Mary O'Neill: Do you want to maintain the small schools or do you want to go back to a comprehensive high school?
Mary O'Neill, who teaches math there, says the choice was clear.
Mary O'Neill: We chose by 90% vote to return to a comprehensive high school.
O'Neill is the union chairperson at Rhodes. That means when teachers have an issue, she's the first to hear about it. And, she says she got an earful.
Mary O'Neill: If you could see how dejected the faculty was, how it had just disintegrated.
Deborah Howard: I think you can point to problems at every single site.
Deborah Howard is the director of education strategy at KnowledgeWorks. With significant support from the Bill and Melinda Gates Foundation, KnowledeWorks is the Cincinatti-based organization that, since 2002, has funded nearly 80 small schools in Ohio. Howard acknowledges that some schools have hit some speed bumps.
Deborah Howard: Many of the urban districts are in fiscal crisis. So certainly layoffs have impacted the work, and it means that schools are unable to fully implement the design as they dreamed they'd be able to in the beginning.
That's what happened at Rhodes. In 2004, when the school was dividing up, the Cleveland school district was in the red. Over a thousand teachers were laid off. With fewer teachers, O'Neill says, Rhodes found itself with small schools and huge classes.
Mary O'Neill: We had a teacher last year teaching 10th grade, she had 52 in one class.
And, there have been other complaints. The boundaries between schools were not clear. There were turf battles. At Rhodes, O'Neill says principals and guidance counselors would fight to get the best students into their schools.
Mary O'Neill: it developed a lot of jealousy between principals. Really, they didn't get along that well.

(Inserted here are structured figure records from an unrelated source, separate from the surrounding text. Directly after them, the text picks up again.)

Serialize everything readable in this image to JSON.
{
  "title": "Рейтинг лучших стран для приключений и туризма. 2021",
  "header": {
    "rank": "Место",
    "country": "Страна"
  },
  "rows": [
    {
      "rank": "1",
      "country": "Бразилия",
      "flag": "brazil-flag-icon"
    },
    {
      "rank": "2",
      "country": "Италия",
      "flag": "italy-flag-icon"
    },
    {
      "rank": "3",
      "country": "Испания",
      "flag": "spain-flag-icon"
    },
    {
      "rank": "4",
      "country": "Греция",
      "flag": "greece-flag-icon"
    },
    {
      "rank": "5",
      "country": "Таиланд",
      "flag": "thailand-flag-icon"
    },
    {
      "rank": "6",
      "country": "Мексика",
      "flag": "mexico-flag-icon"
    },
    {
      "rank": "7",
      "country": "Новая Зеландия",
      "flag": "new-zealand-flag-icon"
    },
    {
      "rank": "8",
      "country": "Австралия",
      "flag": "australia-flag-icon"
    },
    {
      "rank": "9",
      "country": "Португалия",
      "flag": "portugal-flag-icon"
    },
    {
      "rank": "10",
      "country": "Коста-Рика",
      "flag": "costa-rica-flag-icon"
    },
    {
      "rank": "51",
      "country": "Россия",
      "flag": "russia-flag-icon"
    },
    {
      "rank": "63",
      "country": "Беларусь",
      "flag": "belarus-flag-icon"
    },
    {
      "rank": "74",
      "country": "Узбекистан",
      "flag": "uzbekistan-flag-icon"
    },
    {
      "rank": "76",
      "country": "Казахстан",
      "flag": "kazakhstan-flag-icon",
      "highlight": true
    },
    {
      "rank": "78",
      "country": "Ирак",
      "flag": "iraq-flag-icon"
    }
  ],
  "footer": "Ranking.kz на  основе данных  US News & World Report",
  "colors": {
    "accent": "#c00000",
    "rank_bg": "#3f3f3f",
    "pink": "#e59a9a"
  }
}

Cleveland Teachers Union president Joanne Demarco has heard a lot of these complaints from her members. She says small schools didn't work at Glenville, JFK and Rhodes because they were never implemented properly.
Joanne Demarco: Conceptually, it's a wonderful idea to have a unit of 400 kids, with the same teachers, and they would get to know each other, and there would be structural changes in instruction. It never happened!
Mary Lou Prescott is the vice president of senior high and special schools at the union. She says the experiences in Cleveland confirm what many experts say: converting big schools into little ones is no recipe for success.
Mary Lou Prescott: Small school concept works when you have individual small schools, say Success Tech in Cleveland. But when you take a building that already has a school climate, and you try to divide it, it's difficult to work.
Even Cleveland Metropolitan School District CEO Eugene Sanders is lukewarm on small schools now.
Eugene Sanders: Parents won't remember if it was small or large, or what the curriculum concept was. Did my kid graduate? Did he get into college? Are they moving in the right direction? And, hopefully at the end of the day we'll be able to say yes.
The Bill and Melinda Gates Foundation still funds small schools projects around the country, but it's taking a broader approach, concerned that too much focus has been on size, and not enough on classroom reforms.